Wie West, 32, said she also plans to play in next year's Women's Open at Pebble Beach. The five-time LPGA winner, whose victories include her only major championship at the 2014 U.S. Women's Open, stopped short of calling it a retirement.
"I'm definitely not ruling anything out," Wie West told Golfweek.
Wie West gave birth to her daughter, Makenna, in June 2020. She said she has struggled to keep up with the physical demands of playing on tour. She has competed in just one event this season, the opening Hilton Grand Vacations Tournament of Champions, in which she finished tied for last.
"At times, if I do play a lot of golf," she said, "I'm just in bed. Or I can't lift [Makenna] up, and that scared me."

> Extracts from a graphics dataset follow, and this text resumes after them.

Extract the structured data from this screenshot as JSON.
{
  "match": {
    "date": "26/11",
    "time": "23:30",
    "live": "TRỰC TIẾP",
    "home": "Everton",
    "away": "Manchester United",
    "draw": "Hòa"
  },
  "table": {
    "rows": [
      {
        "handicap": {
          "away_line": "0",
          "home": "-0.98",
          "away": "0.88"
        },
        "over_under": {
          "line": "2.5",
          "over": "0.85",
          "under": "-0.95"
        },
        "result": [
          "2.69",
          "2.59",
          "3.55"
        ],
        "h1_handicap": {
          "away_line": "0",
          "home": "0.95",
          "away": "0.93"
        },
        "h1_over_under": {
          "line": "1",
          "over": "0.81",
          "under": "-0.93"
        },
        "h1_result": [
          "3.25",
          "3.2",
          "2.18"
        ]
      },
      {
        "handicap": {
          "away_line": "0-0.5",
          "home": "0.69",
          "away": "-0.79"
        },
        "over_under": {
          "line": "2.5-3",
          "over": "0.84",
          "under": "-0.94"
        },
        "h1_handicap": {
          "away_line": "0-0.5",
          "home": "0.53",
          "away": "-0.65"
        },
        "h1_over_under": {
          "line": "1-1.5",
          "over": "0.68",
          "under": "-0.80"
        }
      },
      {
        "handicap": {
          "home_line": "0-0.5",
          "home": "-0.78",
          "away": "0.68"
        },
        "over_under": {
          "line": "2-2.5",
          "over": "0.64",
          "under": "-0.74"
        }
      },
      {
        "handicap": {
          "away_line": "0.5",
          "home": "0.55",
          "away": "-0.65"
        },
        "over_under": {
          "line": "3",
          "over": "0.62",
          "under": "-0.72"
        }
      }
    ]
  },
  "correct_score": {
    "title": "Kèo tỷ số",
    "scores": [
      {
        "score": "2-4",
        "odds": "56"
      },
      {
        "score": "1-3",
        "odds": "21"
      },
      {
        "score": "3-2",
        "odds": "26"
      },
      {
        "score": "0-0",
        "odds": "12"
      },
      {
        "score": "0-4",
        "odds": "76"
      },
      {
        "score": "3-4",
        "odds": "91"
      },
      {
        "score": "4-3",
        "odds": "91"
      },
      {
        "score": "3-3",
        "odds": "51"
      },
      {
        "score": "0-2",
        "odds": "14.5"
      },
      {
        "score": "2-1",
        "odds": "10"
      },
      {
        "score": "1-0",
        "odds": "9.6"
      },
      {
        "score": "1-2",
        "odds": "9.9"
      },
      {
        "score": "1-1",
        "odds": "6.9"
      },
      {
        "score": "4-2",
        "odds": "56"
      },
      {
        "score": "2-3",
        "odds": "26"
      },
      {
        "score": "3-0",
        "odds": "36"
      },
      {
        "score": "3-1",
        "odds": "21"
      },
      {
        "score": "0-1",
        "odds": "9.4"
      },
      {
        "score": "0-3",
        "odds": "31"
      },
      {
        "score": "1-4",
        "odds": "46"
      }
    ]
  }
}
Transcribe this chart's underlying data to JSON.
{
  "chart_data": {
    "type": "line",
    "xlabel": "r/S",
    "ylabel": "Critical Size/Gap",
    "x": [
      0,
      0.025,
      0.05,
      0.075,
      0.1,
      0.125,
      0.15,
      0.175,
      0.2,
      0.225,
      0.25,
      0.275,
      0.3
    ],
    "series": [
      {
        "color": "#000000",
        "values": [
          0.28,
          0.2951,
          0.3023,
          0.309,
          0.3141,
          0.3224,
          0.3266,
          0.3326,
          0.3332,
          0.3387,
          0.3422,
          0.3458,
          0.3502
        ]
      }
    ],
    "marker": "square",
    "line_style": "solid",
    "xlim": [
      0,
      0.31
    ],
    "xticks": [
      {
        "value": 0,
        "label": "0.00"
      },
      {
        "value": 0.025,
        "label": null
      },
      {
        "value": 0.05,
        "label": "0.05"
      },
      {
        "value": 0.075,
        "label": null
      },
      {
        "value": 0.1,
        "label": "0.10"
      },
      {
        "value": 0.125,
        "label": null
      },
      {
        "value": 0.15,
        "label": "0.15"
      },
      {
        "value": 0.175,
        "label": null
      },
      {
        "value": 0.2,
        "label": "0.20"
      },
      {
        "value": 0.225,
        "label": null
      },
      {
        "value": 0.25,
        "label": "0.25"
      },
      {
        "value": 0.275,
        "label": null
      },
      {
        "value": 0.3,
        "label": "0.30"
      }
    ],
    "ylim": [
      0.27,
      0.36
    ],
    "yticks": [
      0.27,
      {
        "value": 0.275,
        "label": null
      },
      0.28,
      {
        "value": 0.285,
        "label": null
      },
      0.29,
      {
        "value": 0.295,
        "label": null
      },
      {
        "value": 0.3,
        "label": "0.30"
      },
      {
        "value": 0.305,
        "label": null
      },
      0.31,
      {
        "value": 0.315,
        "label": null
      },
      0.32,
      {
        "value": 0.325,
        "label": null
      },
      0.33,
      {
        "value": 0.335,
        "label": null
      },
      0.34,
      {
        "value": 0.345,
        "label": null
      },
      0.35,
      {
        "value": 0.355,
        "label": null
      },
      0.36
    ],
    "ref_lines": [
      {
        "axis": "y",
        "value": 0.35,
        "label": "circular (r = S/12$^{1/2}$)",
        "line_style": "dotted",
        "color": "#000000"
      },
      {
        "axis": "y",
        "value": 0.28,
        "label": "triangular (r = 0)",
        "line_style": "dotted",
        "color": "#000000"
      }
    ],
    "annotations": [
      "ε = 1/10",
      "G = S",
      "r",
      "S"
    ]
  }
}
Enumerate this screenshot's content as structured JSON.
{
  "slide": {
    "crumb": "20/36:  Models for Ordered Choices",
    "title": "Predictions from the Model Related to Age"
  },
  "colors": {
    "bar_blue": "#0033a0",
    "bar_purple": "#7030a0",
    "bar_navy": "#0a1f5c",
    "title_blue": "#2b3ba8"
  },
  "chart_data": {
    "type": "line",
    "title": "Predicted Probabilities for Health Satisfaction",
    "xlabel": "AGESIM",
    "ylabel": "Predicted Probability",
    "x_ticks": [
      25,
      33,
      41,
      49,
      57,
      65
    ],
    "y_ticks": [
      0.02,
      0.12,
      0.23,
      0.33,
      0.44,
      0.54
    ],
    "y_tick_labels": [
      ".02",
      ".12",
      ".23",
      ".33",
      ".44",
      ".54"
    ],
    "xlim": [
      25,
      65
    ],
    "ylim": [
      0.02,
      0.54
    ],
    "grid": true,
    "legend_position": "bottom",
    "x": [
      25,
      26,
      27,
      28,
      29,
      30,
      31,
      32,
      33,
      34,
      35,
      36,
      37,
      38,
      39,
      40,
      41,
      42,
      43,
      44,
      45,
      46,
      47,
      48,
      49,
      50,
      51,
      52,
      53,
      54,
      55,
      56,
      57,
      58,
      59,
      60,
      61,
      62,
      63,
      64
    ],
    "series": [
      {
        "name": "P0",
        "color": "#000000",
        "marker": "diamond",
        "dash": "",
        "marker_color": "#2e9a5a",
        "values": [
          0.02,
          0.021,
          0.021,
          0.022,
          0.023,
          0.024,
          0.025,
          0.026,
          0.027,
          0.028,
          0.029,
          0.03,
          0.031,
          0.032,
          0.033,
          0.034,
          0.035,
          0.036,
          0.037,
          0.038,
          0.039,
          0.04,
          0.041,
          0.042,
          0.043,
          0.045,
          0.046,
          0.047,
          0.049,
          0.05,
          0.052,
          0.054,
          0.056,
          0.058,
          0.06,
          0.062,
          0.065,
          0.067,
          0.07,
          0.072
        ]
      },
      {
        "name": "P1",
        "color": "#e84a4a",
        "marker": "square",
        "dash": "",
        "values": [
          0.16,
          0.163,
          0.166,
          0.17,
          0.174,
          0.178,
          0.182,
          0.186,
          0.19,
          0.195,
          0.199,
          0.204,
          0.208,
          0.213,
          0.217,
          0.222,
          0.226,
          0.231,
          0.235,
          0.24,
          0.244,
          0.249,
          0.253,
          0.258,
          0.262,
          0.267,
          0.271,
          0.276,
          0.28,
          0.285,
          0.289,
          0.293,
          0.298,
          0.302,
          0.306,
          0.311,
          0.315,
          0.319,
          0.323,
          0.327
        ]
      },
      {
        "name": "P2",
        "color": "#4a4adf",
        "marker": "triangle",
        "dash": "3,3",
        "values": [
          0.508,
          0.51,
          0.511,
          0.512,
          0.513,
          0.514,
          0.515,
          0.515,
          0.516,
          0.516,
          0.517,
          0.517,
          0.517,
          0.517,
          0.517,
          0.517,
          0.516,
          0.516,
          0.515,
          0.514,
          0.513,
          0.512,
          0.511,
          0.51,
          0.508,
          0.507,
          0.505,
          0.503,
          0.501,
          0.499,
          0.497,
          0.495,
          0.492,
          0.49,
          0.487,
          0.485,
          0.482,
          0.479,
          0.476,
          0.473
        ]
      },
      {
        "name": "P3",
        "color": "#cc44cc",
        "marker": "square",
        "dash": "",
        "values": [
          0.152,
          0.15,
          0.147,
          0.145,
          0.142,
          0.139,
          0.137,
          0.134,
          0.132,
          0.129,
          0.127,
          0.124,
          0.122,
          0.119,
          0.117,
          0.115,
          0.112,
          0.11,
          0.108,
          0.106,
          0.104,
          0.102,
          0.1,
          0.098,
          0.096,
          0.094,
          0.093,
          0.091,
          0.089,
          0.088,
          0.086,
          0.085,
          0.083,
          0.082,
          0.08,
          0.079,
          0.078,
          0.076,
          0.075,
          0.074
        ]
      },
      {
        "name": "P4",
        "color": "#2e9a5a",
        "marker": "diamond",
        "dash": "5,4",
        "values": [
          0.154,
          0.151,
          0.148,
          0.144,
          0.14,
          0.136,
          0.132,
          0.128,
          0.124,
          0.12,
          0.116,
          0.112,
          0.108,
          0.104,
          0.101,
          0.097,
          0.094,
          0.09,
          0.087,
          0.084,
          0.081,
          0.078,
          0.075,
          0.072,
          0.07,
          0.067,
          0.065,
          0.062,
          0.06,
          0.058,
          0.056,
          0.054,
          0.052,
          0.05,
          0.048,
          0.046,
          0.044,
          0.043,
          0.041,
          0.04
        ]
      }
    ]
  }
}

Wie West was the youngest player to ever qualify for the U.S. Women's Amateur Public Links Championship at age 10 in 2000. Two years later, she became the youngest woman to qualify for an LPGA event at the Takefuji Classic in Hawaii. In 2003, at the Kraft Nabisco Championship, Wie West became the youngest player to make the cut at an LPGA event. She carded a 66 in the third round, tying the lowest score by an amateur at a women's major. That same year, she won the Women's Amateur Public Links at age 13, becoming the youngest player, male or female, to win a USGA adult event.
Wie West earned more than $6.8 million in career endorsements and far more in sponsorships.
Wie West also competed against men eight times on the PGA Tour. Playing on a sponsor's exemption at the 2004 Sony Open in Hawaii, she missed the cut by a stroke and shot 68 in the second round, the lowest score ever recorded by a woman in a PGA Tour event.
"I feel like my whole career, I've done the opposite of what people thought I should do," Wie West told ESPN in 2020. "I'm choosing to be happy, and I think that when I stepped away from the game a little bit, I just realized it wasn't good for my body and good for me mentally."
Her LPGA career was derailed by wrist injuries, and she has played sporadically in recent seasons. Her last victory came at the HSBC Women's World Championships in March 2018.
"I don't have any regrets because I feel like I've always learned from every mistake that I've made," she told Golfweek. "I feel like even if it was a huge major fail, at least it makes for a good story now."